Ayetlerin üzerine çıkartıp hadisleri, kıyasları, icmaları yani diyaneti dinin üzerinde kabul ediyoruz. Farz, sünnet, vacip nedir bilmiyoruz? Peygamberimizin davasından bile habersiziz. Fıtrat ne demek, Tevhid ne demek bilmiyoruz…..
Dünya süslerine öylesine dalmışız ki, ölüm ve fakirlikten öylesine korkuyoruz ki bizi Yaratan’ı unutup, para verenlere, tedavi edenlere, aşı uzatanlara, yemek ve nafaka dağıtanlara yönelmişiz.
Adalet yerlerdeyken, hakkaniyet unutulmuşken …. Şirk’ten kaçışımız olamaz. Çünkü bunların hepsi bizleri şeytanlaştırıp, kendi ordusuna katmak için ordusunca tertip ediliyor anlayabilirsek.
Büyüden sihirden medet umuyoruz, yani gaybı öğrenmek için kahinlerin yaptığı gibi üç harflilere el açıyoruz. İman yerine aman diliyoruz. Şükretmiyor, sabretmiyor aceleyle nankörlük ediyoruz. Dualarımız hemen yerine gelsin isteyip, hemen olmayınca haşa küsüyoruz çocuklar gibi.
Çevreye , tabiata, mahlukata zulmediyoruz.
İşte tüm bunlar Allah’ın Yaratış’ına, gayesine, sistemine, dinine aykırı haller. O’nu (haşa) reddedince, bilmeyince, umursamayınca da, şeytanların kollarına düşüyoruz. Şirk’e batıyor, affedilmez günahlara imza atıyoruz.
Kişilere tapmak, paraya tapmak, şeytana tapmak şirkin en belirgin halleri. Modern zamanda, ahir zamanda bu hallerimiz o kadar çeşitli ki konfor için, statü, mevki makam için yapamayacağımız yok. Yasaklar umurumuzda değil. İyilik yapmayı yeterli sanıyoruz cennetler için kötülükle mücadele etmeyi yok sayarak. Zulümlere sessiz kalıp, şahitlikten kaçınıp Allah’ın dinine yardım etmiyoruz. Allah’ın yardımı da bir türlü gelmiyor bu yüzden.
Paylaşmıyoruz, yardım etmiyoruz. Biriktiriyor, medeti üç kuruş banka mevduatından bekliyoruz.
Hayırlı evlat yetiştirmek yerine, hayırlı damat-gelin almak yerine, zengin kız-koca ve zengin hayatlar için dua ediyoruz utanmadan.
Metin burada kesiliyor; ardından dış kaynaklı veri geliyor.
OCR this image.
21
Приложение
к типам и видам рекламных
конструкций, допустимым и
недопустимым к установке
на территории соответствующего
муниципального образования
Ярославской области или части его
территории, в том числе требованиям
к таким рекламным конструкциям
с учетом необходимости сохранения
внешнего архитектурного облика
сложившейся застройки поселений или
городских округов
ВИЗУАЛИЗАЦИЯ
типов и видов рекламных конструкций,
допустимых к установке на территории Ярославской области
Estetik ameliyatlarla doğduğumuz hali beğenmeyip değişiyoruz, kalkık burunlar, şiş dudaklarla geziyoruz sokaklarda iblisin yaratılanı değiştirteceğim yeminini unutarak.
Velhasıl cehennemlere üç rekat namazınız noksan diye, kurban kesmediniz diye gönderilmezsiniz merak etmeyin. Allah affedicidir her şeyi affeder. Ama cennetlere de üç kuruş zekat verdiniz diye, on yıl aksatmadan namaz kıldınız diye gidemezsiniz.
Dedim ya bu dünyanın yasak elması; Allah’ın sınırlarıdır. Bu sınırların ilk şartı da başkaca ilah tanımamaktır. NEFİS PUTU’na tapıyor olsanız da kurtuluşunuz yok. Cennetlere gidişin tek anahtarı Allah’ı tek Malik bilmek. Hepsi bu.
Yapıyor muyuz? Hayır!
Özetle Şeytanın dini : ŞİRK demek yanlış olmayacaktır ve affedilmeyecek tek günah olan şirk bu nedenle şeytanın ve şeytanların ayak izlerini takip etmektir.
Benden demesi.
NOT: Başlıktaki resimdeki kız resmi ne iş derseniz cevabım şudur; İblis dumansız alevden yaratılmış, dişi bir cindir ve nefsi körükleyen, süslü gösteren, kandıran odur. O yüzden temsilen koydum oraya.